La jurisprudence francophone des Cours suprêmes


recherche avancée

17/11/2022 | FRANCE | N°22BX00017

France | France, Cour administrative d'appel de Bordeaux, 1ère chambre, 17 novembre 2022, 22BX00017


Vu la procédure suivante :

Procédure contentieuse antérieure :

La société Ranchère a demandé au tribunal administratif de Bordeaux de condamner la commune de Martignas-sur-Jalle à lui rembourser la somme de 640 870, 73 euros correspondant au coût de la réalisation d'une voie de desserte prévue par le permis de construire qui lui a été transféré le 7 août 2015. Par un jugement n° 1602803 du 21 décembre 2017, le tribunal administratif a rejeté sa demande.

Par un arrêt n° 18BX00167 du 19 décembre 2019, la cour administrative d'appel de Bordeaux a rejeté

l'appel formé par la société Ranchère contre ce jugement.

Par une décision n° 438832 d...

Vu la procédure suivante :

Procédure contentieuse antérieure :

La société Ranchère a demandé au tribunal administratif de Bordeaux de condamner la commune de Martignas-sur-Jalle à lui rembourser la somme de 640 870, 73 euros correspondant au coût de la réalisation d'une voie de desserte prévue par le permis de construire qui lui a été transféré le 7 août 2015. Par un jugement n° 1602803 du 21 décembre 2017, le tribunal administratif a rejeté sa demande.

Par un arrêt n° 18BX00167 du 19 décembre 2019, la cour administrative d'appel de Bordeaux a rejeté l'appel formé par la société Ranchère contre ce jugement.

Par une décision n° 438832 du 30 décembre 2021, le Conseil d'Etat statuant au contentieux, saisi d'un pourvoi présenté par la société Ranchère, a annulé l'arrêt de la cour administrative d'appel de Bordeaux du 19 décembre 2021 et a renvoyé l'affaire devant la même cour.
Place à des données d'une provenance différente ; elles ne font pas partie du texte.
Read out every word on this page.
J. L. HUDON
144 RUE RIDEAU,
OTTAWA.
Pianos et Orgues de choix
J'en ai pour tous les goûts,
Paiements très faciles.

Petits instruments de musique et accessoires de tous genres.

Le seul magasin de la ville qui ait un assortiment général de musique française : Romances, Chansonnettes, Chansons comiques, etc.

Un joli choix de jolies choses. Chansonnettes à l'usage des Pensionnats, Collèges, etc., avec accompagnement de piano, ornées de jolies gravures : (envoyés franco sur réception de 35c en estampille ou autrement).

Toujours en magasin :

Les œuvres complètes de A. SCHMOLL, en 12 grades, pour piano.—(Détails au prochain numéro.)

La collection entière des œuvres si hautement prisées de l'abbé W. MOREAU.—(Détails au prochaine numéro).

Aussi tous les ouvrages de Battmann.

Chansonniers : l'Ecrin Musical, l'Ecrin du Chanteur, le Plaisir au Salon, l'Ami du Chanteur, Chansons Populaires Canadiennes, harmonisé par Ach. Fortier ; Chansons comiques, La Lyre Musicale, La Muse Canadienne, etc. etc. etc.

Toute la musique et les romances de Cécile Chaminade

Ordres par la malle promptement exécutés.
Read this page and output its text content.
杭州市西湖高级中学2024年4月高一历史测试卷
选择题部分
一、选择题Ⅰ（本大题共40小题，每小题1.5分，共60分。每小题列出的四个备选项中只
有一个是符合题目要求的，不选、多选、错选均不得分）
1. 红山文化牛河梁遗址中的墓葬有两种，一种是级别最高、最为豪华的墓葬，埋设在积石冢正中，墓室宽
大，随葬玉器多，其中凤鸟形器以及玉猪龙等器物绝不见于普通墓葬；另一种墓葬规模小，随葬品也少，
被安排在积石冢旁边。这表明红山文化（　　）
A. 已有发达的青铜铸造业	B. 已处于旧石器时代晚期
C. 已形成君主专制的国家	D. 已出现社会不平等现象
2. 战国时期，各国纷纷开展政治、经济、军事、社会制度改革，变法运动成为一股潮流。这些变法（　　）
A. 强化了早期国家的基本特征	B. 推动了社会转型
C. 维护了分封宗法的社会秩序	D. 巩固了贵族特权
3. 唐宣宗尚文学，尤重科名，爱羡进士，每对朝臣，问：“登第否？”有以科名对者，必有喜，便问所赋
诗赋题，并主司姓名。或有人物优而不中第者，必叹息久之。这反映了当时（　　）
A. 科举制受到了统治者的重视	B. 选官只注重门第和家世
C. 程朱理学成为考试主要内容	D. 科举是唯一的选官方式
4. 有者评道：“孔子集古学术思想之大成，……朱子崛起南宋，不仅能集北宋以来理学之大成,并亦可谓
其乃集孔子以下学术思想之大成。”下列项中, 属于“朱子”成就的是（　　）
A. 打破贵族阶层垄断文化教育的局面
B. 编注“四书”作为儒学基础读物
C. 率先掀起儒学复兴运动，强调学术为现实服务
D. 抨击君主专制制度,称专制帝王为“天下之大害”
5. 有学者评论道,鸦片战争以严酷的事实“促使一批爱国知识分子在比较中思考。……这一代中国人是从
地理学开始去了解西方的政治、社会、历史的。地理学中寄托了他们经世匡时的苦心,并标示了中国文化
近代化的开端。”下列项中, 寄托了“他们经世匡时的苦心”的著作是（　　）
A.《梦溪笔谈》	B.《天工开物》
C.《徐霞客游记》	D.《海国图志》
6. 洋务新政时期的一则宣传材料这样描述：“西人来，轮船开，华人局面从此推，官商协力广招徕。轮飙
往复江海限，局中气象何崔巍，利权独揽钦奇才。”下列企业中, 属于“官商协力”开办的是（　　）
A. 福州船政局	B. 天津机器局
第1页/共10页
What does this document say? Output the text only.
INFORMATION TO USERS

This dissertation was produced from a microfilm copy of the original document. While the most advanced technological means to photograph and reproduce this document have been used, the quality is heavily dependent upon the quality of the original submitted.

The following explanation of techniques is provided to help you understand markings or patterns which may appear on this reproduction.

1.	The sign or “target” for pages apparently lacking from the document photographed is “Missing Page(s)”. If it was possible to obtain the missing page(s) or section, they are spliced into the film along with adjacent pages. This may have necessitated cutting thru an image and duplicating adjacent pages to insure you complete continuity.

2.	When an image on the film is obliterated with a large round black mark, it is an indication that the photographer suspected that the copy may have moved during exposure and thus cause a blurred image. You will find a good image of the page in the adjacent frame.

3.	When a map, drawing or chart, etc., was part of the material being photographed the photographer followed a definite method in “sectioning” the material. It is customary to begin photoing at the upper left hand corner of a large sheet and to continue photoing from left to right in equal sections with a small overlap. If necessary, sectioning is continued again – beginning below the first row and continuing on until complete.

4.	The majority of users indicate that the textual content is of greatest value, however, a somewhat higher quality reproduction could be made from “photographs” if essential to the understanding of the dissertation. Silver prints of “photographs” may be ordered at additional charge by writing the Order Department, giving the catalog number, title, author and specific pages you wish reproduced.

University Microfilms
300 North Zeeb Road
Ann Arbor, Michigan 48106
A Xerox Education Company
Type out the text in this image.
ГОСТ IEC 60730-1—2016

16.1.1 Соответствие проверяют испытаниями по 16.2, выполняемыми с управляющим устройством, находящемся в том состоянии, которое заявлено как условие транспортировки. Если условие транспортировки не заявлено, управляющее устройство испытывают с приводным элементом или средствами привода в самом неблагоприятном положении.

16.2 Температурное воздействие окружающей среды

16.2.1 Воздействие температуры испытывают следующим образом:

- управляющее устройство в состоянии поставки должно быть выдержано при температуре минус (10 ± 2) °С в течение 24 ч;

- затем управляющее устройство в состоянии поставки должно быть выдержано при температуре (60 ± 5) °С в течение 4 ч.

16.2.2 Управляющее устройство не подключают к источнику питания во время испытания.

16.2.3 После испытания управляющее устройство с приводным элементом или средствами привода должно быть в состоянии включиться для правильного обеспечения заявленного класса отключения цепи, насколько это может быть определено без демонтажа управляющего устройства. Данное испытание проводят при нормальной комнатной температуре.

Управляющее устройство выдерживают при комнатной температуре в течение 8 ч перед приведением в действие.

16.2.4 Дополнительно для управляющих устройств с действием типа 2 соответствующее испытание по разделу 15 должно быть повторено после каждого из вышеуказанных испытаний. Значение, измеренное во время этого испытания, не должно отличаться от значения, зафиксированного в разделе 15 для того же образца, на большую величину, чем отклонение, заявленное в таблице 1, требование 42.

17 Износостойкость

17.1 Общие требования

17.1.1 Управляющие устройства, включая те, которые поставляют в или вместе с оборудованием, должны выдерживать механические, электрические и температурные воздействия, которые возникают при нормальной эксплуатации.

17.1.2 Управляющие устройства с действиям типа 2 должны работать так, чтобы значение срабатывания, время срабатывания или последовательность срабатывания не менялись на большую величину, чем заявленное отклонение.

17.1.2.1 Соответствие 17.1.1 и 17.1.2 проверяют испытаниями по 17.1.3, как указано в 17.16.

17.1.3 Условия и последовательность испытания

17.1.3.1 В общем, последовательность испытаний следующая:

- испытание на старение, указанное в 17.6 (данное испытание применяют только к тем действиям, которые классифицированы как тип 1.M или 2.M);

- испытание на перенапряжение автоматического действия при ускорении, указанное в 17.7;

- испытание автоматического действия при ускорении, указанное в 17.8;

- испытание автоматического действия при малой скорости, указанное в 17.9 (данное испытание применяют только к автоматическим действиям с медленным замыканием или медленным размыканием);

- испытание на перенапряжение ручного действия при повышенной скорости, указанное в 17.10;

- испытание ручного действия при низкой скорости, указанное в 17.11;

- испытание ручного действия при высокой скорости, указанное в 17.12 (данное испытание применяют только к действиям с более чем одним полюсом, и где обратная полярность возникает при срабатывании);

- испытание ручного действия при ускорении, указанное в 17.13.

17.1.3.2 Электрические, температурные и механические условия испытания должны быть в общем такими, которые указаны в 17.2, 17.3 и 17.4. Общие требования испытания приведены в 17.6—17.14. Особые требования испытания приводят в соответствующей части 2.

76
Procédure devant la cour :

Par des mémoires enregistrés les 17 janvier 2022 et 2 septembre 2022, la société Ranchère, représentée par Me Rousseau, demande à la cour, dans le dernier état de ses écritures :

1°) d'annuler le jugement du tribunal administratif de Bordeaux du 21 décembre 2017 ;

2°) de condamner la commune de Martignas-sur-Jalle à lui verser la somme de 640 870, 73 euros assortie des intérêts au taux légal majoré de cinq points à compter du 2 mars 2016, avec capitalisation des intérêts échus à la date du 2 septembre 2022 ;

3°) au besoin, d'ordonner avant dire droit, une mesure d'expertise judiciaire, à ses frais avancés, portant sur la réalité et l'ampleur de son préjudice financier ;

4°) de mettre à la charge de la commune de Martignas-sur-Jalle la somme de 10 000 euros au titre de l'article L. 761-1 du code de justice administrative.

Elle soutient que :

- la fin de non-recevoir tirée du défaut de demande préalable opposée par la commune doit être écartée dès lors que la première demande préalable d'indemnisation précisait que le permis de construire délivré le 9 février 2015 avait été transféré à la société Ranchère et que l'indemnisation était sollicitée au nom de cette dernière ; en tout état de cause, une nouvelle demande préalable a été présentée en 2017 par la société Ranchère ; rien n'interdit à l'auteur d'une première demande d'indemnisation de faire évoluer le montant des sommes qu'il demande dans sa seconde réclamation.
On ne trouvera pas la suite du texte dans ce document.